Maldita Angel e seus comentários estúpidos!
Sei que não devia prestar tanta atenção ao que ela diz, mas é como se suas palavras me fizessem sair de um transe no qual eu ignorava tudo para me concentrar apenas em Alfonso. E veja o que me aconteceu! Uma prima raptada e uma estadia, com todas as despesas pagas, em um hotel de luxo, que pode ser também uma prisão. Não pareceria tanto um cativeiro se Alfonso e eu não estivéssemos tão tensos um com o outro. Eu sei quais são as minhas dúvidas. São as dele que me preocupam. Por que ele se tornou tão distante e inquieto? É só por causa da situação em que Mia se encontra? Ele se sente culpado? Será que está preocupado com o fato de entregar os livros e perder os únicos meios de que dispunha para ajudar o pai? Sei que ele está sentindo tudo isso. Mas a pergunta é: há mais alguma coisa? E será que tem algo a ver comigo? Enquanto termino de me arrumar para o trabalho, fico ruminando em silêncio este estranho e novo dilema, e penso no quanto sou egoísta por estar tão concentrada nisso, quando há coisas mais importantes em jogo. Após enfiar as finas argolas de ouro nas orelhas, apago a luz do banheiro e vou para a sala.
— Certo. Estou pronta. Podemos ir quando você quiser — digo a Alfonso, que está sentado no sofá, fingindo prestar atenção na TV. Eu sei, pelo modo como ele se assusta quando falo, que sua mente estava em outro lugar. Bem, bem, bem longe.
Ele sorri. E meu coração dispara. Como sempre.
— Acho que foi muito bom você querer trabalhar esta noite, não é? Agora ambos temos razão de estarmos lá. Você ganha um dinheiro e eu posso vigiá-la.

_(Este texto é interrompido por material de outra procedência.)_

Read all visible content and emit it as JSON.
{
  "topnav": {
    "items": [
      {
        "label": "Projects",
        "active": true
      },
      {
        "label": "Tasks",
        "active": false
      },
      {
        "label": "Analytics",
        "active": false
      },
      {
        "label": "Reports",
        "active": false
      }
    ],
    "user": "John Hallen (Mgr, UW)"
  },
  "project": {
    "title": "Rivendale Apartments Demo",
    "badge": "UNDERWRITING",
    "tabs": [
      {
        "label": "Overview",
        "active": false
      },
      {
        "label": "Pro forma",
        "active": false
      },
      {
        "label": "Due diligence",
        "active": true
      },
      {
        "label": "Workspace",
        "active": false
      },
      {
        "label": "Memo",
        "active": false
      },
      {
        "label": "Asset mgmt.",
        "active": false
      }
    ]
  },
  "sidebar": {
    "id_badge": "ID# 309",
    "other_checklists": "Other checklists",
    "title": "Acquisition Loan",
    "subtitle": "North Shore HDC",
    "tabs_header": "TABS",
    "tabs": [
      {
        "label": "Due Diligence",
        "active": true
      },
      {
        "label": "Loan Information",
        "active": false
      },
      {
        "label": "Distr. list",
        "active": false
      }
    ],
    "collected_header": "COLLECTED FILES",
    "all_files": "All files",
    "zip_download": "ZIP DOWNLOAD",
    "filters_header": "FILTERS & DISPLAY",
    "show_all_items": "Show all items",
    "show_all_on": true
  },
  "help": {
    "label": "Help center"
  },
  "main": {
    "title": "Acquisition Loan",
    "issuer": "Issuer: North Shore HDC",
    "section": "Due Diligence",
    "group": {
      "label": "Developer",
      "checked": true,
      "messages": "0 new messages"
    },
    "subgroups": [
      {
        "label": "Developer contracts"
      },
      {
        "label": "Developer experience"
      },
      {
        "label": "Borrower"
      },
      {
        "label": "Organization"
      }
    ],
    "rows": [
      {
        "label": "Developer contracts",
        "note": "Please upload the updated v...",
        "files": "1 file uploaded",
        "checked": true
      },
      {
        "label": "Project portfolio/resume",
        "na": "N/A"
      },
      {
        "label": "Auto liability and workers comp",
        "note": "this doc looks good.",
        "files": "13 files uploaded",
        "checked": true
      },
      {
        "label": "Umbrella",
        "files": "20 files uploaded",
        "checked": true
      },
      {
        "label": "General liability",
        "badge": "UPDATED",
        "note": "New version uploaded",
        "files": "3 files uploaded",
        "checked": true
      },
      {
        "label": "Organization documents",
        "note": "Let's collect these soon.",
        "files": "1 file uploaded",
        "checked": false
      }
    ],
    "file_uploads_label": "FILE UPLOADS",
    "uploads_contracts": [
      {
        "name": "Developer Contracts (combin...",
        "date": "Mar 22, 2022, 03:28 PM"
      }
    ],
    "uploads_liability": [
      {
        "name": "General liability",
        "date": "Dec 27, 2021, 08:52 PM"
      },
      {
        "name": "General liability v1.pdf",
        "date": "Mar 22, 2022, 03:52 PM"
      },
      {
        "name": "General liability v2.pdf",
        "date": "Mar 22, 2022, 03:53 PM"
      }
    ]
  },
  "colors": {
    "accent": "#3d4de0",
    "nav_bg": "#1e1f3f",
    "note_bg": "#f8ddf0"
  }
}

— Você não tem que me vigiar. Aliás, provavelmente nem é necessário ficarmos aqui. Eles estão com a Mia. Você vai entregar os livros. Amanhã isso tudo deve acabar de vez, certo?
Não sei como interpretar a expressão de Alfonso. Porém, mesmo se soubesse, não estaria certa de meu julgamento. Acho que estou sensível demais no momento. Em relação a tudo que se refere a ele. Ele assente e sorri, mas seu sorriso é tenso.
— Deve acabar, sim. Só tenha um pouco mais de paciência comigo. Por favor.
As últimas palavras são acrescentadas de uma sinceridade hesitante, que me faz sentir mal por... alguma razão. Como se eu o tivesse magoado de alguma forma. Mas não consigo supor que isso seja verdade. Entretanto, é o que parece.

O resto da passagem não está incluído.